So I’ve had my A350 dual extruder for a while now, but this is the first time I’ve tried printing with PVA supports. Results were…not great:
Lots of stringing, and a prime tower collapse. Also, bits of PVA that ended up pretty far away from the model for some reason (picture was taken before moving anything). I’d had similar issues with the breakaway PLA that came with the dual extruder, but that had been open for a while. This was a brand new roll of PVA that I opened just before printing (https://www.amazon.ca/gp/product/B07RYSSVC3), so it should have been as dry as it would get. Label on it said to print at 230-240, so I set the right nozzle to 235, and turned retraction up to 1.5mm to see if that helped. Anything else I should try here?
It has to be dried as labeled for 6-8 hrs, no exceptions, its that finicky, I stopped using it all together
After many attempts with other PVA, I am using Snapmaker’s Water Soluble PVA and so far have had no problems at 215 degrees.
So I tried 8 hours in the filament dryer. Same problem with the next print. Maybe I’ll give another PVA brand a try? I’ve also had no luck with the breakaway PLA that came with the dual extruder though-that tended to string, break off, and generally be useless, which I’d written off to the Snapmaker filament just not being very good. Is their PVA really better?

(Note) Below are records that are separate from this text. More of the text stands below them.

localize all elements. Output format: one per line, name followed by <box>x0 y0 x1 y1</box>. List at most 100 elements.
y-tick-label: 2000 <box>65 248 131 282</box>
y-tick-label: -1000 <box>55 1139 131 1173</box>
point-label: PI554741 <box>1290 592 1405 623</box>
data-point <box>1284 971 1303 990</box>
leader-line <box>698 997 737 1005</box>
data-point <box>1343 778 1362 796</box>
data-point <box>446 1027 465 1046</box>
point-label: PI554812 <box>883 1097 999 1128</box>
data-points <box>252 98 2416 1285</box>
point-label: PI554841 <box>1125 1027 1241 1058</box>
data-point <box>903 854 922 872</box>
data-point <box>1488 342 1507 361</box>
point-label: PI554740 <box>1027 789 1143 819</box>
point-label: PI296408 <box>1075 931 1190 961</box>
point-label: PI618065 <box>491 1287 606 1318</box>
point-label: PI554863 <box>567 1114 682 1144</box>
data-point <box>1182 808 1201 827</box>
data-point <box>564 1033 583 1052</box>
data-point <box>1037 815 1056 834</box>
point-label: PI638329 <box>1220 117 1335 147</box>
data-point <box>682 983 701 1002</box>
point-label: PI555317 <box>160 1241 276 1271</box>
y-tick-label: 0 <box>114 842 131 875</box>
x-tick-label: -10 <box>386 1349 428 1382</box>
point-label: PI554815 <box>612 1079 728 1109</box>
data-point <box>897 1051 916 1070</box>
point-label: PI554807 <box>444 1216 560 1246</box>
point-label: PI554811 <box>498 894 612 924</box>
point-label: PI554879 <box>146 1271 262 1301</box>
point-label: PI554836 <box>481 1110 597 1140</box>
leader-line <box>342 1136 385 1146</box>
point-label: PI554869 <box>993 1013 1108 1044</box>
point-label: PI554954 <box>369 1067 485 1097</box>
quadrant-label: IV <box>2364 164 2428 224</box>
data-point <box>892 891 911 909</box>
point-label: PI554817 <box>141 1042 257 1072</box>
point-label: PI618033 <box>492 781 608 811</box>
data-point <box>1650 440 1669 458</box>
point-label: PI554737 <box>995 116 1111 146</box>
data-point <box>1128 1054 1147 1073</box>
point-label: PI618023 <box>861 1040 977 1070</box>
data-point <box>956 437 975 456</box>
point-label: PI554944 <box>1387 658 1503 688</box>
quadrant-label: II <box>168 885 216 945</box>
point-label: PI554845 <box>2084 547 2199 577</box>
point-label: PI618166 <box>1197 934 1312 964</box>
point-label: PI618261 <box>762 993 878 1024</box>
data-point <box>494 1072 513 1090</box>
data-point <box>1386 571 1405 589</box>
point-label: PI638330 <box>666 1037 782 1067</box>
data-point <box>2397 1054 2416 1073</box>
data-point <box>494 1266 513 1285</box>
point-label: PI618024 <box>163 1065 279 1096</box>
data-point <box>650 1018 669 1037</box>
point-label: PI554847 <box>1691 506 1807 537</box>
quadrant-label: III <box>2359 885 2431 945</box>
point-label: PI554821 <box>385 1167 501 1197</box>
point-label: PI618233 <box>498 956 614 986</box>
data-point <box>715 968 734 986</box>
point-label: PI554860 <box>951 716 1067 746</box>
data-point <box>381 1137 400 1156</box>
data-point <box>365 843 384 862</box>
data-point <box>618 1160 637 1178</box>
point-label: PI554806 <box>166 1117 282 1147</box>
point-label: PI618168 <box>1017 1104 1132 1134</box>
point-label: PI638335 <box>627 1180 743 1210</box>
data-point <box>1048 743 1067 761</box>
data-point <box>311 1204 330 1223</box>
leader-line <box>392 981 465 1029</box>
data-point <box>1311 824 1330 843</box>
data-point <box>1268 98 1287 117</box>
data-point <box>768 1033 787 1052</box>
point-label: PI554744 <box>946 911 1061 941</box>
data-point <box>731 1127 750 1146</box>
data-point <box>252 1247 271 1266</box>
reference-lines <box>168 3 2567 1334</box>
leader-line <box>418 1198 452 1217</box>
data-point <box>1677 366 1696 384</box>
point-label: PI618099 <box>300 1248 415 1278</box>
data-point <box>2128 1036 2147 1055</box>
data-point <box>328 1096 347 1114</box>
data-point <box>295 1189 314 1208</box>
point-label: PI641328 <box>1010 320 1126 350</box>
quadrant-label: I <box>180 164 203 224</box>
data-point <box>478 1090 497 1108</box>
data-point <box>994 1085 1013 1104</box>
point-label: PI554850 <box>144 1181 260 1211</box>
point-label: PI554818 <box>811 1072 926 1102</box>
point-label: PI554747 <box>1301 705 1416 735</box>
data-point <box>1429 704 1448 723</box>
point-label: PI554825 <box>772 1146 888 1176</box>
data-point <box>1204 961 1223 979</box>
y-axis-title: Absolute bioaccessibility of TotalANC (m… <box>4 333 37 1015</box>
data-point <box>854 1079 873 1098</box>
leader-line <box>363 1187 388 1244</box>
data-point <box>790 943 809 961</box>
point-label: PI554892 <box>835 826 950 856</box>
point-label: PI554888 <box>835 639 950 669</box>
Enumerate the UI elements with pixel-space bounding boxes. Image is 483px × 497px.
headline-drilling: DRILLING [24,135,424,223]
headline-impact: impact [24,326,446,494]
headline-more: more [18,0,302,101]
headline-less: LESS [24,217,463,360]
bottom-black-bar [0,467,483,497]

Honestly I don’t use any of them anymore, because I can dial in the interface settings so it doesn’t adhere to the parts permanently because the slicers are better with the geometry than they were previously and if I’m printing PLA I’ll use a generic PETG as the supports, if I’m printing PETG I’ll use PLA, everything else is very formula based with additives CF’s for example, I’ll just bite the bullet and use it as its own support
I had the Same issue with exact same pva.